Q: Can tuna salad cause heartburn?
A: Some people may experience heartburn if they are sensitive to acidic ingredients like mustard, balsamic, or spicy oils. To avoid this, reduce the seasoning or skip the chili oil.
Q: How long does tuna salad last in the fridge?
A: Tuna salad stored in an airtight container lasts up to 3 days in the refrigerator. Always refrigerate it promptly and avoid keeping it at room temperature for more than two hours.
Q: Who invented tuna salad?
A: The first known recipe appeared in American cookbooks around 1907. It’s believed to have evolved from similar cold salads using chicken or seafood, popularized by home cooks looking to use leftovers efficiently.
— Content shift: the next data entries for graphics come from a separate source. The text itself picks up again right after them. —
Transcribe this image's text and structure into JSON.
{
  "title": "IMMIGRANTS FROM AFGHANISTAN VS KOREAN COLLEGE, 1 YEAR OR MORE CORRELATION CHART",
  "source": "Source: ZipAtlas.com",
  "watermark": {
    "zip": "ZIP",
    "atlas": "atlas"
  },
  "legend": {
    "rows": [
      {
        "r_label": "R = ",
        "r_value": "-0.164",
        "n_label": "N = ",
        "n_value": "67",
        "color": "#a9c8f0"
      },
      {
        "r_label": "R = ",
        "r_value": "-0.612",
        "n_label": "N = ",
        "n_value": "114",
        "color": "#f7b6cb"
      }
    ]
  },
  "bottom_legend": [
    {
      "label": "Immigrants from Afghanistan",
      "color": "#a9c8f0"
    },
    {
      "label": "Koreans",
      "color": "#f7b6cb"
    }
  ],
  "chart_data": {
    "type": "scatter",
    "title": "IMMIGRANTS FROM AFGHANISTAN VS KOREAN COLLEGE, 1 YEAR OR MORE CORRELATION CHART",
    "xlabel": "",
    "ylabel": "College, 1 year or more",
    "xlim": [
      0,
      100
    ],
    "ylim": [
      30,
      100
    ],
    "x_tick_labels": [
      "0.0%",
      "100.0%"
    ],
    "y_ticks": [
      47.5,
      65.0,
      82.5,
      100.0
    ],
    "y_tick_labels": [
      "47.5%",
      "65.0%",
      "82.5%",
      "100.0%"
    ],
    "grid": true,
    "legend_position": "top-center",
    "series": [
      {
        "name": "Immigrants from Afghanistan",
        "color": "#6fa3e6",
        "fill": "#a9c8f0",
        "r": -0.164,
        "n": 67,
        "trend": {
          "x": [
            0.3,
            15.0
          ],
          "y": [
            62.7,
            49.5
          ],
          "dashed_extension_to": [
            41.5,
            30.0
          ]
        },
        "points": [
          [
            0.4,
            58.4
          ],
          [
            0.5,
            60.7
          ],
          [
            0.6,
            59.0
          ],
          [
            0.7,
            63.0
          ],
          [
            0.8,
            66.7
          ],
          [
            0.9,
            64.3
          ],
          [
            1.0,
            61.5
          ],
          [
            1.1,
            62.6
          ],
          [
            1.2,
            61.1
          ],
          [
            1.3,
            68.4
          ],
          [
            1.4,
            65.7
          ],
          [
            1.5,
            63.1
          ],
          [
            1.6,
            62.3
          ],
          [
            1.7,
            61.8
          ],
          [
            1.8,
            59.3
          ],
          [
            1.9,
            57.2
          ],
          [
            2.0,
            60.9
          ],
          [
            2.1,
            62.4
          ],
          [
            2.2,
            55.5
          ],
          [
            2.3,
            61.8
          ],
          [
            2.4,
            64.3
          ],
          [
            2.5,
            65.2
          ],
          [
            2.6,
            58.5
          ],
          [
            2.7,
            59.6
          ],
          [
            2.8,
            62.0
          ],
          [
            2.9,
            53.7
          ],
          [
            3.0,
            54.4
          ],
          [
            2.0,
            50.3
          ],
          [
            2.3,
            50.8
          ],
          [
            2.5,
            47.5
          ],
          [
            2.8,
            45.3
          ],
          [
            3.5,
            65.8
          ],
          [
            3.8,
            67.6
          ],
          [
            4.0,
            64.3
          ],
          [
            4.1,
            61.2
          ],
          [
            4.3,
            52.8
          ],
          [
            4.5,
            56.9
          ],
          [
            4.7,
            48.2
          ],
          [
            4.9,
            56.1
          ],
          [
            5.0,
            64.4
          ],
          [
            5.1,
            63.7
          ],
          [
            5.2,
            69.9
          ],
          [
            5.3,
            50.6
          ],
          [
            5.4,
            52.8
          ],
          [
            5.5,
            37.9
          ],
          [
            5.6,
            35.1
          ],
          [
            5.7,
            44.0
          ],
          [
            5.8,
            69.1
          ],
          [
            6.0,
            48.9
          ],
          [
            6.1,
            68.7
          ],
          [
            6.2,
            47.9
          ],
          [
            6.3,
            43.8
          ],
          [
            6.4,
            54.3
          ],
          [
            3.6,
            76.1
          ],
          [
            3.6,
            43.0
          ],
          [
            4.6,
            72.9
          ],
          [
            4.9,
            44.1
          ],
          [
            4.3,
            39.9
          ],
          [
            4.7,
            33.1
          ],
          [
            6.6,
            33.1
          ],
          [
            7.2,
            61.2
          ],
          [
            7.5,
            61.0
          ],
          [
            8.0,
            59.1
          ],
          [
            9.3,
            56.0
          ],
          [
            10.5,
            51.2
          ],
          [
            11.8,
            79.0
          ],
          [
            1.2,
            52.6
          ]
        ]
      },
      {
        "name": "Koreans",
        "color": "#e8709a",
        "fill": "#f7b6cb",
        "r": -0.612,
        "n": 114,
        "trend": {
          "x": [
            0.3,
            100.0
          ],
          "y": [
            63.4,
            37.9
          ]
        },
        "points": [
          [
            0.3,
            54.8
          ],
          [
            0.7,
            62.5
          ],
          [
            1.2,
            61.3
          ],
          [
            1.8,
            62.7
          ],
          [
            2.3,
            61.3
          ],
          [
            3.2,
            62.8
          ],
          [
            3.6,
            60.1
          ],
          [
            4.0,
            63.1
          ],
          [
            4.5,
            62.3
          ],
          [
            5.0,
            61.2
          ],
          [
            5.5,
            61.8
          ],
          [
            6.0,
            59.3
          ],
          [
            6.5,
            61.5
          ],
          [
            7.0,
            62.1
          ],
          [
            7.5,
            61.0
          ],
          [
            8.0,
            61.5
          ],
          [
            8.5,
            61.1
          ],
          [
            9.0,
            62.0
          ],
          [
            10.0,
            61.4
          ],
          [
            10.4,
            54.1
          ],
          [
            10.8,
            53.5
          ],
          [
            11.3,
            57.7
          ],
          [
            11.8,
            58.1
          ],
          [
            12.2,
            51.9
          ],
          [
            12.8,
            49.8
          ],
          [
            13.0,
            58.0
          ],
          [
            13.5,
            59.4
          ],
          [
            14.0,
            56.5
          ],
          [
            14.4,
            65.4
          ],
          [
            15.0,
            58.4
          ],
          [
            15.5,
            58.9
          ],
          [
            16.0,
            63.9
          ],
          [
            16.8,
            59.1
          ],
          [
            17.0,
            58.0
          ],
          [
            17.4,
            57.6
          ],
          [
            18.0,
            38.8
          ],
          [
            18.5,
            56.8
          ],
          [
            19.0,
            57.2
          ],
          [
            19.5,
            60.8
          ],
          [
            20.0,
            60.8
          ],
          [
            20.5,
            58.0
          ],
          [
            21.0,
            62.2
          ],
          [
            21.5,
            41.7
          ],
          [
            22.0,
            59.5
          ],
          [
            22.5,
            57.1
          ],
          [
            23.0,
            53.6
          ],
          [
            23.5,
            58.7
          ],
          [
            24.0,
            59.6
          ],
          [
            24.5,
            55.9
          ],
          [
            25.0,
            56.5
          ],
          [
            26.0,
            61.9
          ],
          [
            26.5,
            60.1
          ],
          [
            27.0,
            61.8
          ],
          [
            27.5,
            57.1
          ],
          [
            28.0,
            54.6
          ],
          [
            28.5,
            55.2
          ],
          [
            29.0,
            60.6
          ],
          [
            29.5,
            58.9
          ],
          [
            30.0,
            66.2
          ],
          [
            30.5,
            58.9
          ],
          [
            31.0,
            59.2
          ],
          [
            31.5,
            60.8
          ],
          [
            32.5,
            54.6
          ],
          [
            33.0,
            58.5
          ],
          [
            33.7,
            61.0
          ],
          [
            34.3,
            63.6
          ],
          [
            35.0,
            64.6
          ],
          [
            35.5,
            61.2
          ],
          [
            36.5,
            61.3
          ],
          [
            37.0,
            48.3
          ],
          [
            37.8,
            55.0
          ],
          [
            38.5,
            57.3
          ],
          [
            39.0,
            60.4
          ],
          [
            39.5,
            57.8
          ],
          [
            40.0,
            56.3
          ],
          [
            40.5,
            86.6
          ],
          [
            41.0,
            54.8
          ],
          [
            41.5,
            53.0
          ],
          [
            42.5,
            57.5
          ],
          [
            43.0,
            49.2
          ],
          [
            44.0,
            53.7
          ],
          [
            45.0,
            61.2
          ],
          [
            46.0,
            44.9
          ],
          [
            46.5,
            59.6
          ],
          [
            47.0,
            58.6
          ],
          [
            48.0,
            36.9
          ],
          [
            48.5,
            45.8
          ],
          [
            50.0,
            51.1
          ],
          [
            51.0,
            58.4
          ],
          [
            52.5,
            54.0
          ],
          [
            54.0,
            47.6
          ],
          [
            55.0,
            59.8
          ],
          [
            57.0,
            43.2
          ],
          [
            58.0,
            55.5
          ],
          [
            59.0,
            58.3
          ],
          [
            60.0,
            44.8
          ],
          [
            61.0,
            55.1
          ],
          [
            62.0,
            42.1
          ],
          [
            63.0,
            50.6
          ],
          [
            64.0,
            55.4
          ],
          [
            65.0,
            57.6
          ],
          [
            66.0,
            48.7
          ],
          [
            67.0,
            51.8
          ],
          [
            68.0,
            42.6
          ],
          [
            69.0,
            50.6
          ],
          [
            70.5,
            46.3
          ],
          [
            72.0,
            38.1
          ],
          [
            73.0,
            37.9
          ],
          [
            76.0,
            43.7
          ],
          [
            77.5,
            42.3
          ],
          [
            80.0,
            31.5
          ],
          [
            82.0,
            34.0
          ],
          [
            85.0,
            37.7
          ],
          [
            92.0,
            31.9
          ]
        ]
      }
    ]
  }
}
Q: When was tuna salad invented?
A: The earliest recorded appearance dates back to the early 20th century in the United States, when canned tuna became widely available. By the 1950s, tuna salad had become a symbol of convenient and nutritious eating.
Conclusion
I hope you’ll try this healthy tuna salad recipe and tag us when you do — I’d love to see how it turns out in your kitchen. Whether you serve it as a tuna pasta salad, on toasted bread, or as a light dinner, it’s proof that comfort food can still be healthy and exciting.